买醉的墨镜 · 文物介绍——大英博物馆的“贝斯特”猫神· 3 月前 ·

爱搭讪的哑铃 · 共享单车去哪儿了？公共政策应及时助力-新华网· 5 月前 ·

小胡子的针织衫 · Narender Gahlot《EA ...· 1 年前 ·

面冷心慈的饺子 · 广东陆丰"坟爷"非法占地建3232座墓穴被查 ...· 1 年前 ·

含蓄的钢笔 · 吾爱文学网“偷书”月入4万 ...· 1 年前 ·

This is regarding a GraphQL API setup in azure APIM with websocket enabled (for graphql subscriptions). https://learn.microsoft.com/en-us/azure/api-management/graphql-api

When the websocket handshake is executed and the requesting client (in our case react-native) is adding an 'Origin' header the handshake fails because APIM is returning an HTTP 200 response without a body instead of the websocket 101 response. Without the 'Origin' header the request is forwarded to the backend and handshake is completed by backend server.
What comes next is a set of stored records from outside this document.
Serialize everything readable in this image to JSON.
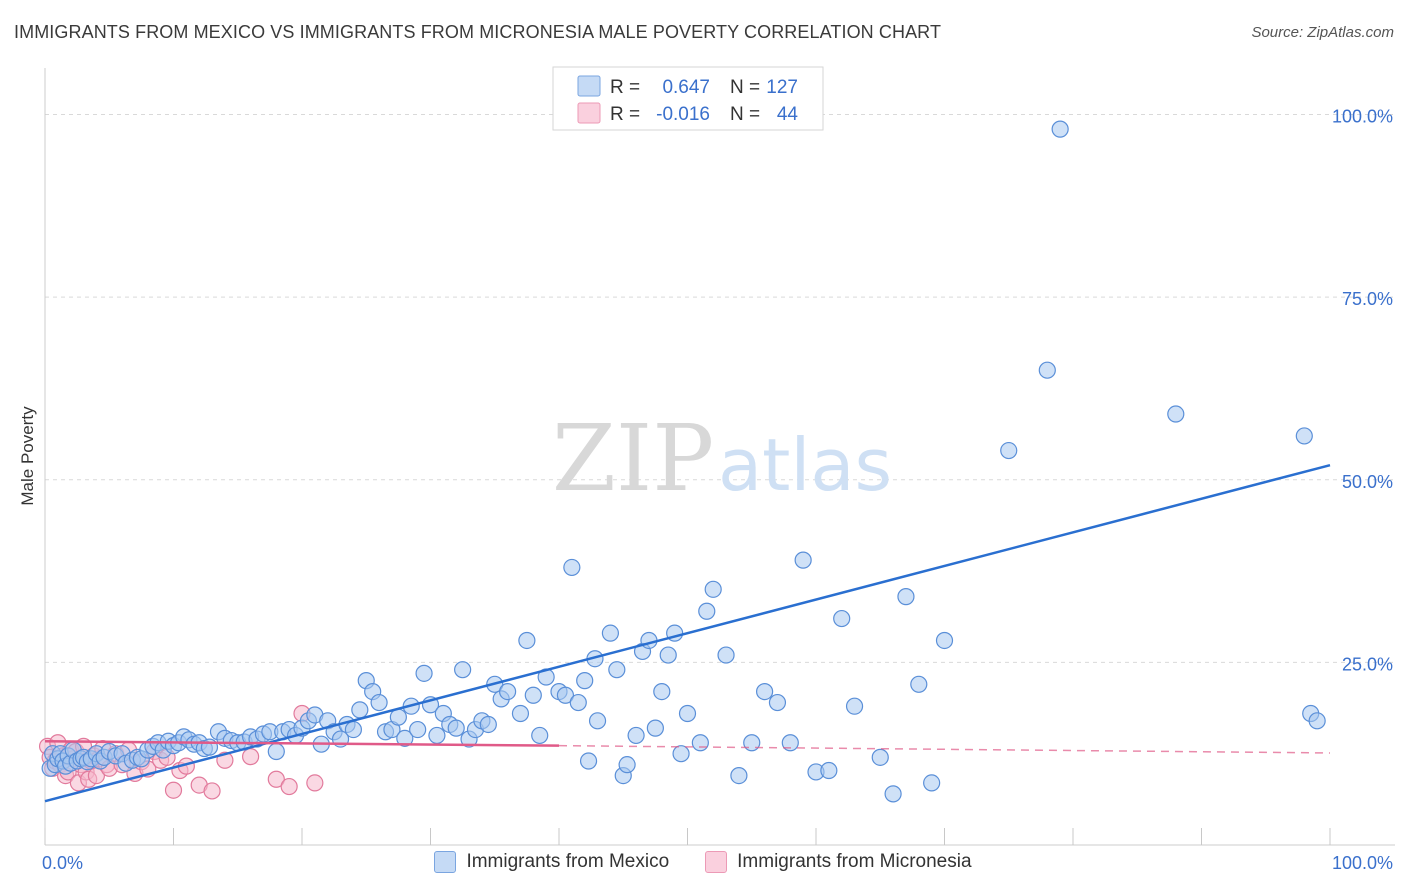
{
  "title": "IMMIGRANTS FROM MEXICO VS IMMIGRANTS FROM MICRONESIA MALE POVERTY CORRELATION CHART",
  "source": "Source: ZipAtlas.com",
  "watermark": {
    "zip": "ZIP",
    "atlas": "atlas"
  },
  "colors": {
    "mexico_fill": "#a8c8f0",
    "mexico_stroke": "#5a8fd8",
    "mexico_line": "#2a6fd0",
    "micronesia_fill": "#f6b8cc",
    "micronesia_stroke": "#e27a9c",
    "micronesia_line": "#e05a88",
    "value_text": "#3a70cc",
    "grid": "#d9d9d9"
  },
  "legend_stats": [
    {
      "r_label": "R =",
      "r_value": "0.647",
      "n_label": "N =",
      "n_value": "127"
    },
    {
      "r_label": "R =",
      "r_value": "-0.016",
      "n_label": "N =",
      "n_value": "44"
    }
  ],
  "chart_data": {
    "type": "scatter",
    "title": "IMMIGRANTS FROM MEXICO VS IMMIGRANTS FROM MICRONESIA MALE POVERTY CORRELATION CHART",
    "xlabel": "",
    "ylabel": "Male Poverty",
    "xlim": [
      0,
      100
    ],
    "ylim": [
      0,
      105
    ],
    "x_tick_labels": [
      {
        "value": 0,
        "label": "0.0%"
      },
      {
        "value": 100,
        "label": "100.0%"
      }
    ],
    "y_tick_labels": [
      {
        "value": 25,
        "label": "25.0%"
      },
      {
        "value": 50,
        "label": "50.0%"
      },
      {
        "value": 75,
        "label": "75.0%"
      },
      {
        "value": 100,
        "label": "100.0%"
      }
    ],
    "legend": [
      "Immigrants from Mexico",
      "Immigrants from Micronesia"
    ],
    "series": [
      {
        "name": "Immigrants from Mexico",
        "trend": {
          "x": [
            0,
            100
          ],
          "y": [
            6,
            52
          ]
        },
        "points": [
          [
            0.4,
            10.5
          ],
          [
            0.6,
            12.5
          ],
          [
            0.8,
            11.0
          ],
          [
            1.0,
            11.8
          ],
          [
            1.2,
            12.5
          ],
          [
            1.4,
            11.5
          ],
          [
            1.6,
            10.8
          ],
          [
            1.8,
            12.2
          ],
          [
            2.0,
            11.2
          ],
          [
            2.2,
            13.0
          ],
          [
            2.5,
            11.5
          ],
          [
            2.8,
            11.8
          ],
          [
            3.0,
            12.0
          ],
          [
            3.3,
            11.4
          ],
          [
            3.6,
            11.8
          ],
          [
            4.0,
            12.5
          ],
          [
            4.3,
            11.5
          ],
          [
            4.6,
            12.0
          ],
          [
            5.0,
            12.8
          ],
          [
            5.5,
            12.2
          ],
          [
            6.0,
            12.5
          ],
          [
            6.3,
            11.2
          ],
          [
            6.8,
            11.6
          ],
          [
            7.2,
            12.0
          ],
          [
            7.5,
            11.8
          ],
          [
            8.0,
            13.0
          ],
          [
            8.4,
            13.5
          ],
          [
            8.8,
            14.0
          ],
          [
            9.2,
            13.0
          ],
          [
            9.6,
            14.2
          ],
          [
            10.0,
            13.6
          ],
          [
            10.4,
            14.0
          ],
          [
            10.8,
            14.8
          ],
          [
            11.2,
            14.4
          ],
          [
            11.6,
            13.8
          ],
          [
            12.0,
            14.0
          ],
          [
            12.4,
            13.2
          ],
          [
            12.8,
            13.4
          ],
          [
            13.5,
            15.5
          ],
          [
            14.0,
            14.6
          ],
          [
            14.5,
            14.3
          ],
          [
            15.0,
            14.0
          ],
          [
            15.5,
            14.1
          ],
          [
            16.0,
            14.8
          ],
          [
            16.5,
            14.5
          ],
          [
            17.0,
            15.2
          ],
          [
            17.5,
            15.5
          ],
          [
            18.0,
            12.8
          ],
          [
            18.5,
            15.5
          ],
          [
            19.0,
            15.8
          ],
          [
            19.5,
            15.0
          ],
          [
            20.0,
            16.0
          ],
          [
            20.5,
            17.0
          ],
          [
            21.0,
            17.8
          ],
          [
            21.5,
            13.8
          ],
          [
            22.0,
            17.0
          ],
          [
            22.5,
            15.5
          ],
          [
            23.0,
            14.5
          ],
          [
            23.5,
            16.5
          ],
          [
            24.0,
            15.8
          ],
          [
            24.5,
            18.5
          ],
          [
            25.0,
            22.5
          ],
          [
            25.5,
            21.0
          ],
          [
            26.0,
            19.5
          ],
          [
            26.5,
            15.5
          ],
          [
            27.0,
            15.8
          ],
          [
            27.5,
            17.5
          ],
          [
            28.0,
            14.6
          ],
          [
            28.5,
            19.0
          ],
          [
            29.0,
            15.8
          ],
          [
            29.5,
            23.5
          ],
          [
            30.0,
            19.2
          ],
          [
            30.5,
            15.0
          ],
          [
            31.0,
            18.0
          ],
          [
            31.5,
            16.5
          ],
          [
            32.0,
            16.0
          ],
          [
            32.5,
            24.0
          ],
          [
            33.0,
            14.5
          ],
          [
            33.5,
            15.8
          ],
          [
            34.0,
            17.0
          ],
          [
            34.5,
            16.5
          ],
          [
            35.0,
            22.0
          ],
          [
            35.5,
            20.0
          ],
          [
            36.0,
            21.0
          ],
          [
            37.0,
            18.0
          ],
          [
            37.5,
            28.0
          ],
          [
            38.0,
            20.5
          ],
          [
            38.5,
            15.0
          ],
          [
            39.0,
            23.0
          ],
          [
            40.0,
            21.0
          ],
          [
            40.5,
            20.5
          ],
          [
            41.0,
            38.0
          ],
          [
            41.5,
            19.5
          ],
          [
            42.0,
            22.5
          ],
          [
            42.3,
            11.5
          ],
          [
            42.8,
            25.5
          ],
          [
            43.0,
            17.0
          ],
          [
            44.0,
            29.0
          ],
          [
            44.5,
            24.0
          ],
          [
            45.0,
            9.5
          ],
          [
            45.3,
            11.0
          ],
          [
            46.0,
            15.0
          ],
          [
            46.5,
            26.5
          ],
          [
            47.0,
            28.0
          ],
          [
            47.5,
            16.0
          ],
          [
            48.0,
            21.0
          ],
          [
            48.5,
            26.0
          ],
          [
            49.0,
            29.0
          ],
          [
            49.5,
            12.5
          ],
          [
            50.0,
            18.0
          ],
          [
            51.0,
            14.0
          ],
          [
            51.5,
            32.0
          ],
          [
            52.0,
            35.0
          ],
          [
            53.0,
            26.0
          ],
          [
            54.0,
            9.5
          ],
          [
            55.0,
            14.0
          ],
          [
            56.0,
            21.0
          ],
          [
            57.0,
            19.5
          ],
          [
            58.0,
            14.0
          ],
          [
            59.0,
            39.0
          ],
          [
            60.0,
            10.0
          ],
          [
            61.0,
            10.2
          ],
          [
            62.0,
            31.0
          ],
          [
            63.0,
            19.0
          ],
          [
            65.0,
            12.0
          ],
          [
            66.0,
            7.0
          ],
          [
            67.0,
            34.0
          ],
          [
            68.0,
            22.0
          ],
          [
            69.0,
            8.5
          ],
          [
            70.0,
            28.0
          ],
          [
            75.0,
            54.0
          ],
          [
            78.0,
            65.0
          ],
          [
            79.0,
            98.0
          ],
          [
            88.0,
            59.0
          ],
          [
            98.0,
            56.0
          ],
          [
            98.5,
            18.0
          ],
          [
            99.0,
            17.0
          ]
        ]
      },
      {
        "name": "Immigrants from Micronesia",
        "trend": {
          "x": [
            0,
            40
          ],
          "y": [
            14.2,
            13.6
          ]
        },
        "trend_extension": {
          "x": [
            40,
            100
          ],
          "y": [
            13.6,
            12.6
          ]
        },
        "points": [
          [
            0.2,
            13.5
          ],
          [
            0.4,
            12.0
          ],
          [
            0.6,
            10.5
          ],
          [
            0.8,
            11.5
          ],
          [
            1.0,
            14.0
          ],
          [
            1.2,
            11.0
          ],
          [
            1.4,
            12.2
          ],
          [
            1.6,
            9.5
          ],
          [
            1.8,
            10.0
          ],
          [
            2.0,
            13.0
          ],
          [
            2.2,
            11.8
          ],
          [
            2.4,
            12.8
          ],
          [
            2.6,
            8.5
          ],
          [
            2.8,
            11.0
          ],
          [
            3.0,
            13.5
          ],
          [
            3.2,
            10.0
          ],
          [
            3.4,
            9.0
          ],
          [
            3.6,
            11.5
          ],
          [
            3.8,
            12.2
          ],
          [
            4.0,
            9.5
          ],
          [
            4.2,
            11.8
          ],
          [
            4.5,
            13.2
          ],
          [
            4.8,
            11.0
          ],
          [
            5.0,
            10.5
          ],
          [
            5.5,
            12.5
          ],
          [
            6.0,
            11.0
          ],
          [
            6.5,
            13.0
          ],
          [
            7.0,
            9.8
          ],
          [
            7.5,
            11.4
          ],
          [
            8.0,
            10.4
          ],
          [
            8.5,
            12.8
          ],
          [
            9.0,
            11.6
          ],
          [
            9.5,
            12.0
          ],
          [
            10.0,
            7.5
          ],
          [
            10.5,
            10.2
          ],
          [
            11.0,
            10.8
          ],
          [
            12.0,
            8.2
          ],
          [
            13.0,
            7.4
          ],
          [
            14.0,
            11.6
          ],
          [
            16.0,
            12.1
          ],
          [
            18.0,
            9.0
          ],
          [
            19.0,
            8.0
          ],
          [
            20.0,
            18.0
          ],
          [
            21.0,
            8.5
          ]
        ]
      }
    ]
  },
  "bottom_legend": [
    {
      "label": "Immigrants from Mexico"
    },
    {
      "label": "Immigrants from Micronesia"
    }
  ]
}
Request without 'Origin' header

Status Code: 101 Switching Protocols  
Response Headers  
Sec-WebSocket-Protocol: graphql-transport-ws  
Sec-WebSocket-Accept: xrmPe7rBEqrAbIvqEI0ZgP7HM2M=  
Expires: Fri, 14 Oct 2022 22:14:26 GMT  
Cache-Control: max-age=0, no-cache, no-store  
Pragma: no-cache  
Date: Fri, 14 Oct 2022 22:14:26 GMT  
Strict-Transport-Security: max-age=31536000 ; includeSubDomains  
Upgrade: websocket  
Connection: Upgrade  
Request with the 'Origin' header >> 'INCORRECT RESPONSE <<    
Status Code: 200 OK  
Request Headers  
Response Headers  
Content-Length: 0  
Request-Context: appId=cid-v1:{guid}  
Expires: Fri, 14 Oct 2022 22:16:05 GMT  
Cache-Control: max-age=0, no-cache, no-store  
Pragma: no-cache  
Date: Fri, 14 Oct 2022 22:16:05 GMT  
Connection: keep-alive  
Strict-Transport-Security: max-age=31536000 ; includeSubDomains  
I tried adding the policy <set-header name="Origin" exists-action="delete" /> but that did not work. I think it's a bug on graphql api in azure APIM, the websocket api in APIM does not show the same behaviour and just ignores the header.    
Any idea on how to fix this (without rewriting the entire react-native library)?    
						@Andre Haverdings   Thank you for reaching out to Microsoft Q&A. Based on your statement, I understand request without 'Origin' header is working as expected (101 response) vs with 'Origin' header, you get 200 response code without body.    
This happens when terminate-unmatched-request is true (by default, this value is true) and Origin header doesn't match an allowed origin configured in the cors policy. Check docs: CORS configuration issues which has the below note:    
Attributes docs:    

Review CORS policy and make sure that 'Origin' header is allowed in the policy using allowed-origins (also refer SO thread for similar discussion). If you still face any issues after validation, feel free to add a comment. We might need to review the entire request and response by enabling a trace (Trace call).     
I hope this answers your question and feel free to add a comment if you have any other questions. We would be happy to assist you.  Please 'Accept as answer' and ‘Upvote’ if it helped so that it can help others in the community.